PANGERAN. 14
HANYA SEBUAH NAMA
Ibu Ratija tidak mengurungku, dia
cuma bilang aku harus ekstra hati-hati bila aku ingin ke luar gedung. Ibu
Ratija percaya padaku bahwa –orang- sepertiku mempunyai kemampuan jelajah dan
pengenalan daerah yang luar biasa.
Tapi
bila di rumah aku harus selalu sembunyi dari tamu. Yang penting, katanya, tidak boleh ada yang tahu jika aku
ada di sini. Karena jika ada orang tahu, aku akan dikembalikan di tempat
asalku, yang jelas aku tidak mau, karena di hutan Buatan tempat asalku sudah
tak nyaman lagi untuk ditinggali sejak para ilmuwan itu menambahkan para penghuni baru, para
pemakan daging itu.
Dan
aku sudah berubah menjadi ‘orang’. Bukan lagi sekedar manusia buatan.
Jika
aku sampai ketahuan tinggal di rumah ini, bukan aku saja yang akan terkena
akibatnya, tapi juga ibu Ratija. Ibu Ratija akan dikenai pasal menyembunyikan
pelarian –penting-. Jika ibu Ratija
sampai dihukum berat, karena tidak bisa memberi uang denda, maka penjaralah
tempatnya. Lalu bagaimana dengan anak-anak ini? Adik-adikku?
“Kenapa
kak Qonita tidak kembali saja, ibu? Jadi jika semua ini terjadi, masih ada kak
Qonita yang menjaga kita.”tanya Karin.
“Selama
preman-preman itu masih berkeliaran, dia tak kan aman untuk kembali.”
“Iya
bu, kemarin mereka memangkas jalanku. Mereka tanya tentang kakak Qonita.”
“Oh,
di mana itu?”
“Dibawah
gedung ini.”
“Astaga!
Padahal sudah dua minggu sejak kepergian kakak qonita.”

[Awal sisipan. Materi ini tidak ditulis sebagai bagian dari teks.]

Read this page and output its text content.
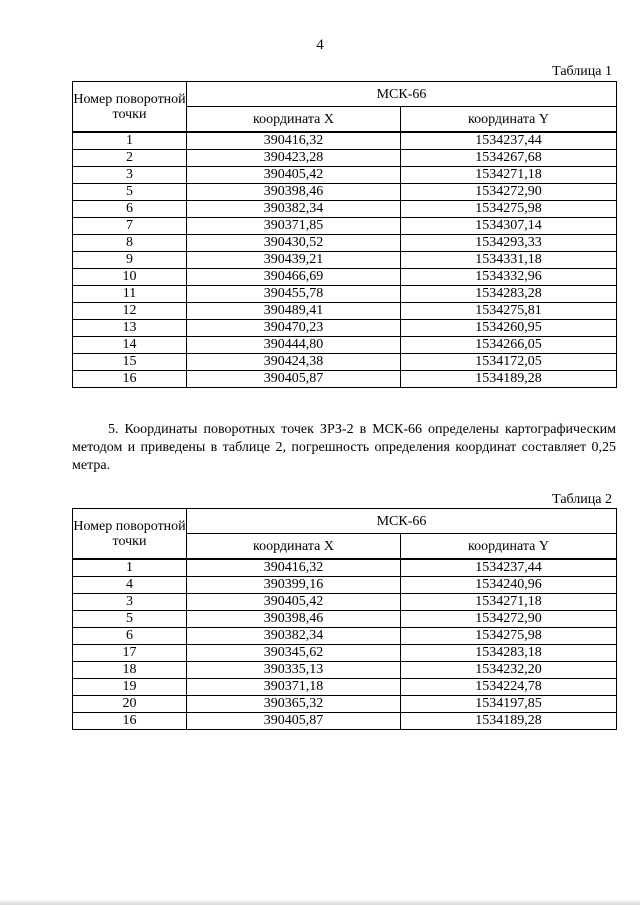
4
Таблица 1
Номер поворотной точки	МСК-66	
	координата X	координата Y
1	390416,32	1534237,44
2	390423,28	1534267,68
3	390405,42	1534271,18
5	390398,46	1534272,90
6	390382,34	1534275,98
7	390371,85	1534307,14
8	390430,52	1534293,33
9	390439,21	1534331,18
10	390466,69	1534332,96
11	390455,78	1534283,28
12	390489,41	1534275,81
13	390470,23	1534260,95
14	390444,80	1534266,05
15	390424,38	1534172,05
16	390405,87	1534189,28
5. Координаты поворотных точек ЗРЗ-2 в МСК-66 определены картографическим методом и приведены в таблице 2, погрешность определения координат составляет 0,25 метра.
Таблица 2
Номер поворотной точки	МСК-66	
	координата X	координата Y
1	390416,32	1534237,44
4	390399,16	1534240,96
3	390405,42	1534271,18
5	390398,46	1534272,90
6	390382,34	1534275,98
17	390345,62	1534283,18
18	390335,13	1534232,20
19	390371,18	1534224,78
20	390365,32	1534197,85
16	390405,87	1534189,28
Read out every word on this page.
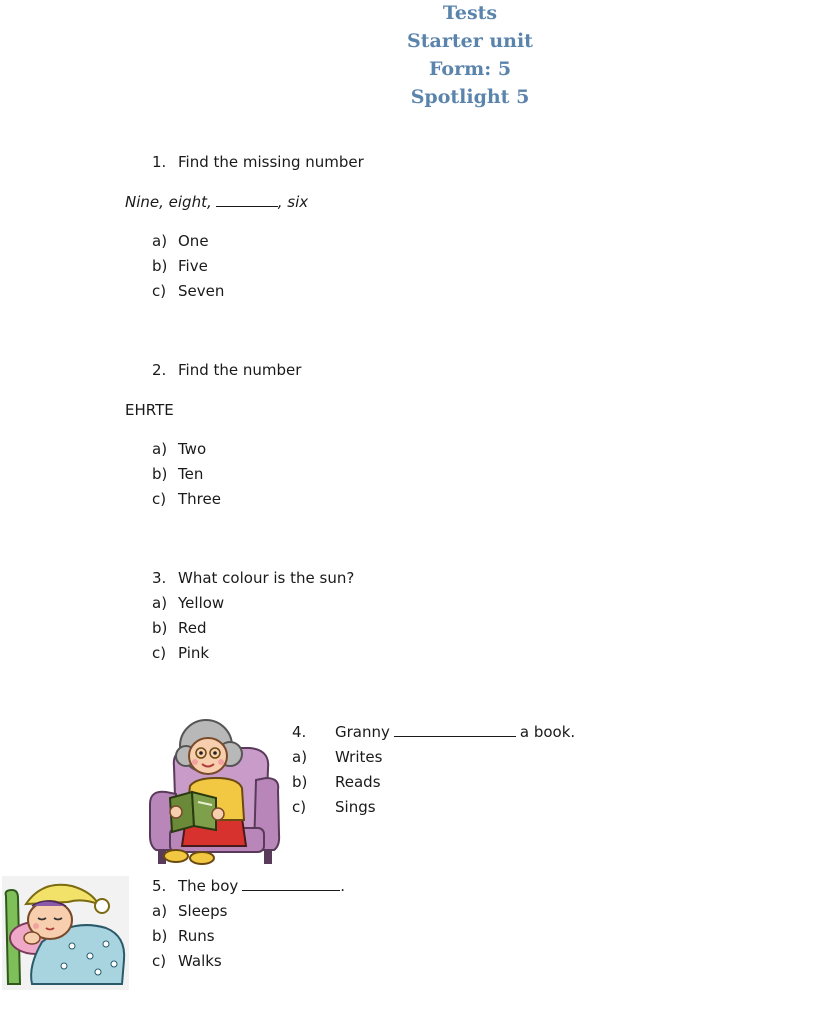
Tests
Starter unit
Form: 5
Spotlight 5
1. Find the missing number
Nine, eight,	, six
a) One
b) Five
c) Seven
2. Find the number
EHRTE
a) Two
b) Ten
c) Three
3. What colour is the sun?
a) Yellow
b) Red
c) Pink
4. Granny	a book.
a) Writes
b) Reads
c) Sings
5. The boy	.
a) Sleeps
b) Runs
c) Walks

“Memangnya kakak Qonita salah apa, bu?”
“ibu
juga tidak tahu.”
“Tenanglah
ade-ade, kita sekarang punya seorang pelindung. Dia lebih perkasa dari kak
Qonita.”
“Tapi
Dinda tetap rindu dengan kak Qonita...”
“Ya,
kak Qon senang melucu.”
“Ya,
sedang kak Yusuf bisanya cuma tanya ‘kenapa, kenapa, bagaimanakah caranya...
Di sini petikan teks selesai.